PUT /my_index/_doc/1
{
"title": "2019-11-11"
}
PUT /my_index/_doc/2
{
"title": "2019-11-12"
}
- ②当后期向索引中插入string类型的title值的时候,会报错。
PUT /my_index/_doc/3
{
"title": "this is my first article"
}
- 报错:
{
"error" : {
"root_cause" : [
{
"type" : "mapper_parsing_exception",
"reason" : "failed to parse field [title] of type [date] in document with id '3'. Preview of field's value: 'this is my first article'"
}
],
"type" : "mapper_parsing_exception",
"reason" : "failed to parse field [title] of type [date] in document with id '3'. Preview of field's value: 'this is my first article'",
"caused_by" : {
"type" : "illegal_argument_exception",
"reason" : "failed to parse date field [this is my first article] with format [strict_date_optional_time||epoch_millis]",
"caused_by" : {
"type" : "date_time_parse_exception",
"reason" : "Failed to parse with all enclosed parsers"
}
}
},
"status" : 400
}
- ③此时,想修改title的类型,是不可能的:
PUT /my_index/_mapping
{
"properties":{
"title":{
"type":"text"
}
}
}
- 报错:
{
"error" : {
"root_cause" : [
{
"type" : "illegal_argument_exception",
"reason" : "mapper [title] cannot be changed from type [date] to [text]"
}
],
"type" : "illegal_argument_exception",
"reason" : "mapper [title] cannot be changed from type [date] to [text]"
},
"status" : 400
}
- ④此时,唯一的办法,就是重建索引,即重新建立一个新的索引,将旧索引的数据查询出来,再导入新的索引。

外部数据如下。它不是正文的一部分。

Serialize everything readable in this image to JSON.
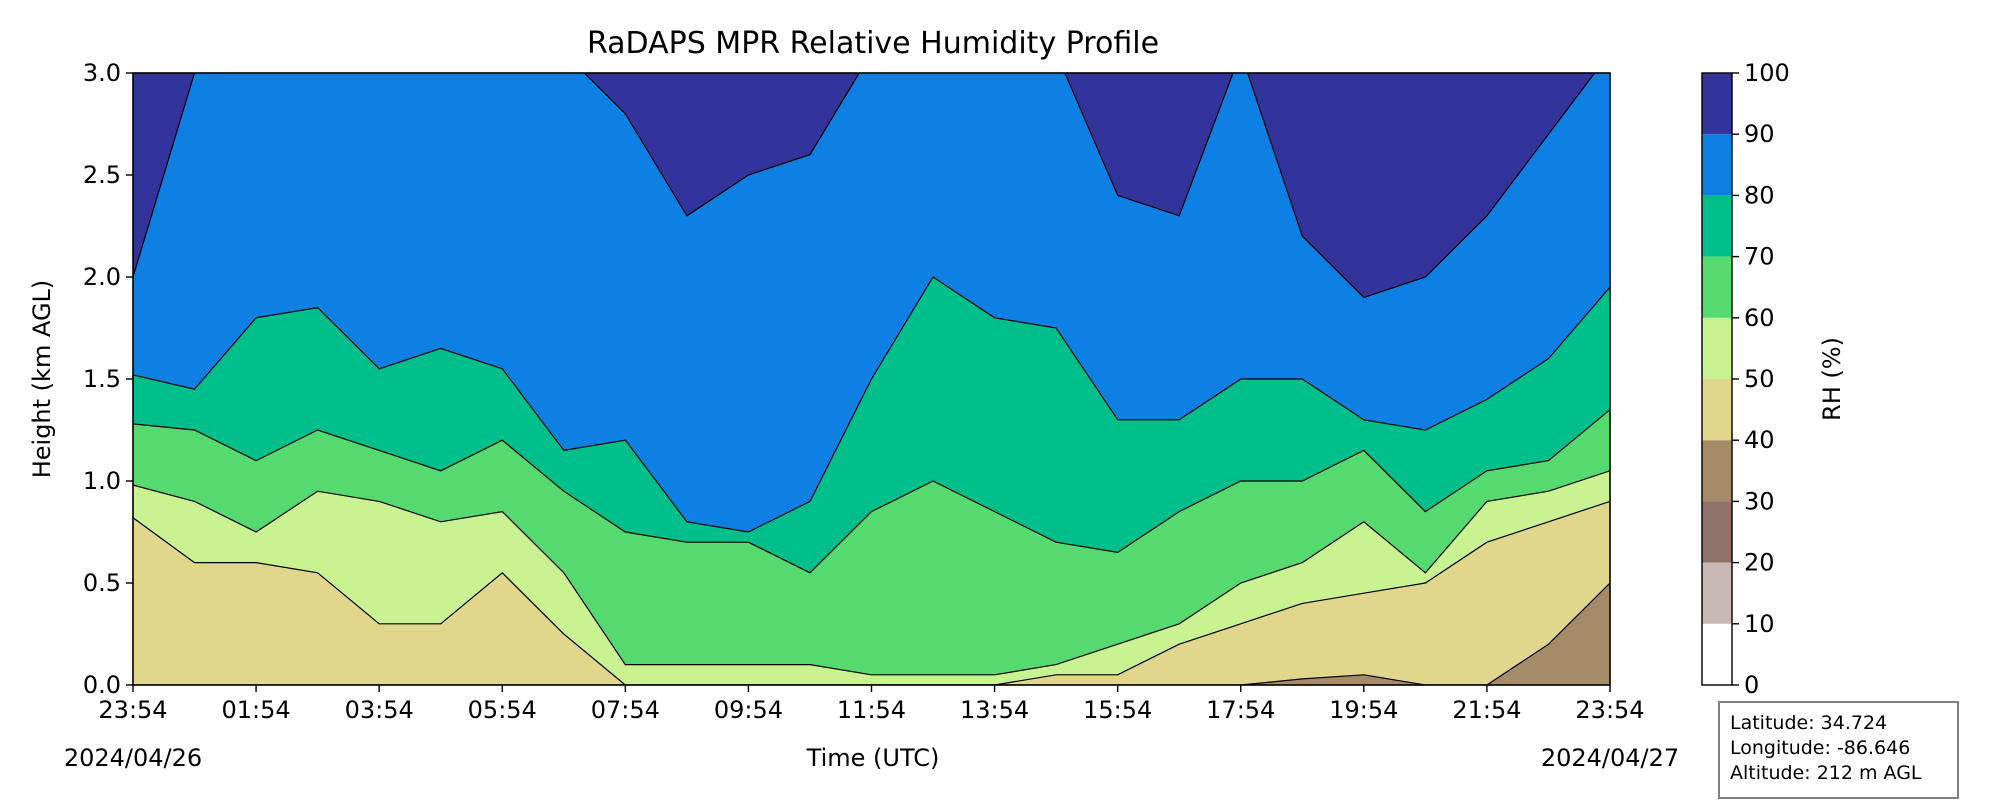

- ⑤如果说就索引的名字是old_index,新索引的名字是new_index。终端Java应用已经在使用old_index操作了,难道我们需要停止Java应用,修改使用的index为new_index,再重新启动Java应用?这个过程中,必然会导致Java应用停机,可用性也降低。

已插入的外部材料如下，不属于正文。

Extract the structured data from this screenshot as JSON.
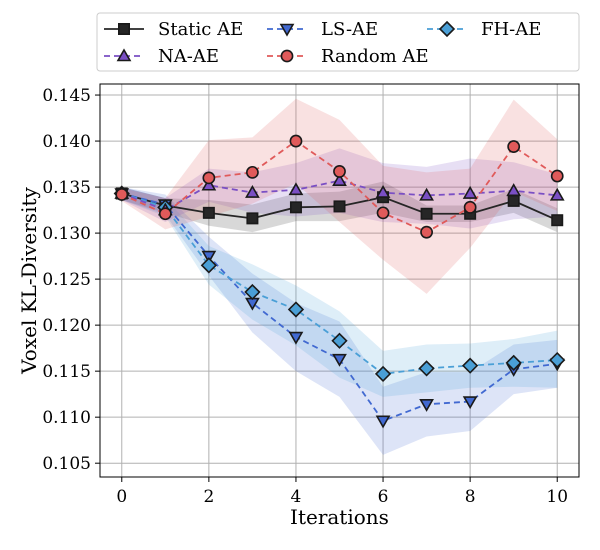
{
  "chart_data": {
    "type": "line",
    "title": "",
    "xlabel": "Iterations",
    "ylabel": "Voxel KL-Diversity",
    "x": [
      0,
      1,
      2,
      3,
      4,
      5,
      6,
      7,
      8,
      9,
      10
    ],
    "xlim": [
      -0.5,
      10.5
    ],
    "ylim": [
      0.1035,
      0.1462
    ],
    "xticks": [
      0,
      2,
      4,
      6,
      8,
      10
    ],
    "yticks": [
      0.105,
      0.11,
      0.115,
      0.12,
      0.125,
      0.13,
      0.135,
      0.14,
      0.145
    ],
    "grid": true,
    "legend_position": "top",
    "series": [
      {
        "name": "Static AE",
        "color": "#262626",
        "marker": "square",
        "linestyle": "solid",
        "values": [
          0.1343,
          0.133,
          0.1322,
          0.1316,
          0.1328,
          0.1329,
          0.1339,
          0.1321,
          0.1321,
          0.1335,
          0.1314
        ],
        "band_low": [
          0.1336,
          0.1322,
          0.1308,
          0.1301,
          0.1313,
          0.1313,
          0.1322,
          0.1312,
          0.1312,
          0.1322,
          0.1301
        ],
        "band_high": [
          0.135,
          0.1338,
          0.1336,
          0.1331,
          0.1343,
          0.1345,
          0.1356,
          0.133,
          0.133,
          0.1348,
          0.1327
        ]
      },
      {
        "name": "LS-AE",
        "color": "#4169d1",
        "marker": "triangle-down",
        "linestyle": "dashed",
        "values": [
          0.1343,
          0.1331,
          0.1275,
          0.1224,
          0.1187,
          0.1163,
          0.1096,
          0.1114,
          0.1117,
          0.1152,
          0.1158
        ],
        "band_low": [
          0.1336,
          0.132,
          0.1254,
          0.1192,
          0.115,
          0.1122,
          0.1059,
          0.1079,
          0.1085,
          0.1125,
          0.1132
        ],
        "band_high": [
          0.135,
          0.1342,
          0.1296,
          0.1256,
          0.1224,
          0.1204,
          0.1133,
          0.1149,
          0.1149,
          0.1179,
          0.1184
        ]
      },
      {
        "name": "FH-AE",
        "color": "#4a9fd6",
        "marker": "diamond",
        "linestyle": "dashed",
        "values": [
          0.1343,
          0.1328,
          0.1265,
          0.1236,
          0.1217,
          0.1183,
          0.1147,
          0.1153,
          0.1156,
          0.1159,
          0.1162
        ],
        "band_low": [
          0.1336,
          0.1318,
          0.1244,
          0.1206,
          0.1178,
          0.1143,
          0.1122,
          0.1127,
          0.1132,
          0.1133,
          0.1132
        ],
        "band_high": [
          0.135,
          0.1338,
          0.1286,
          0.1266,
          0.1243,
          0.1215,
          0.1172,
          0.1179,
          0.118,
          0.1185,
          0.1194
        ]
      },
      {
        "name": "NA-AE",
        "color": "#7a4fc4",
        "marker": "triangle-up",
        "linestyle": "dashed",
        "values": [
          0.1343,
          0.1325,
          0.1352,
          0.1344,
          0.1347,
          0.1357,
          0.1344,
          0.1341,
          0.1343,
          0.1346,
          0.1341
        ],
        "band_low": [
          0.1336,
          0.1312,
          0.1334,
          0.1322,
          0.1318,
          0.1322,
          0.1312,
          0.131,
          0.1305,
          0.1315,
          0.1318
        ],
        "band_high": [
          0.135,
          0.1338,
          0.137,
          0.1366,
          0.1376,
          0.1392,
          0.1376,
          0.1372,
          0.1381,
          0.1377,
          0.1364
        ]
      },
      {
        "name": "Random AE",
        "color": "#e05a5a",
        "marker": "circle",
        "linestyle": "dashed",
        "values": [
          0.1342,
          0.1321,
          0.136,
          0.1366,
          0.14,
          0.1367,
          0.1322,
          0.1301,
          0.1328,
          0.1394,
          0.1362
        ],
        "band_low": [
          0.1335,
          0.1304,
          0.1318,
          0.1332,
          0.1354,
          0.1312,
          0.1271,
          0.1234,
          0.1284,
          0.1345,
          0.1324
        ],
        "band_high": [
          0.1349,
          0.1338,
          0.1401,
          0.1404,
          0.1446,
          0.1423,
          0.1373,
          0.1366,
          0.137,
          0.1445,
          0.1402
        ]
      }
    ]
  }
}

- ⑥给索引起一个别名,Java应用指向这个别名,那么此时Java应用指向的是旧索引。
PUT /my_index/_alias/prod_index
- ⑦创建新的Index,调整title的类型为string:
PUT /my_index_new
{
"mappings": {
"properties": {
"title": {
"type": "text"
}
}
}
}
- ⑧使用scroll api将数据批量查询出来:
GET /my_index/_search?scroll=1m
{
"query": {
"match_all": {}
},
"size": 1
}
- 返回:
{
"_scroll_id" : "FGluY2x1ZGVfY29udGV4dF91dWlkDXF1ZXJ5QW5kRmV0Y2gBFnRRN1doOHVhUktXQllGZGlHRjN3bFEAAAAAAAANOhZzenoyWWlMd1I2T1kyMWtzMDExYVl3",
"took" : 0,
"timed_out" : false,
"_shards" : {
"total" : 1,
"successful" : 1,
"skipped" : 0,
"failed" : 0
},
"hits" : {
"total" : {
"value" : 1,
"relation" : "eq"
},
"max_score" : 1.0,
"hits" : [
{
"_index" : "my_index",
"_type" : "_doc",
"_id" : "1",
"_score" : 1.0,
"_source" : {
"title" : "2019-11-11"
}
}
]
}
}
- ⑨采用bulk api将scoll查出来的一批数据,批量写入新索引:
POST /_bulk
{ "index": { "_index": "my_index_new", "_id": "1" }}
{ "title": "2019-11-11" }
- ⑩反复循环8~9,查询一批批数据出现,采用bulk api将每一批数据批量写入到新索引。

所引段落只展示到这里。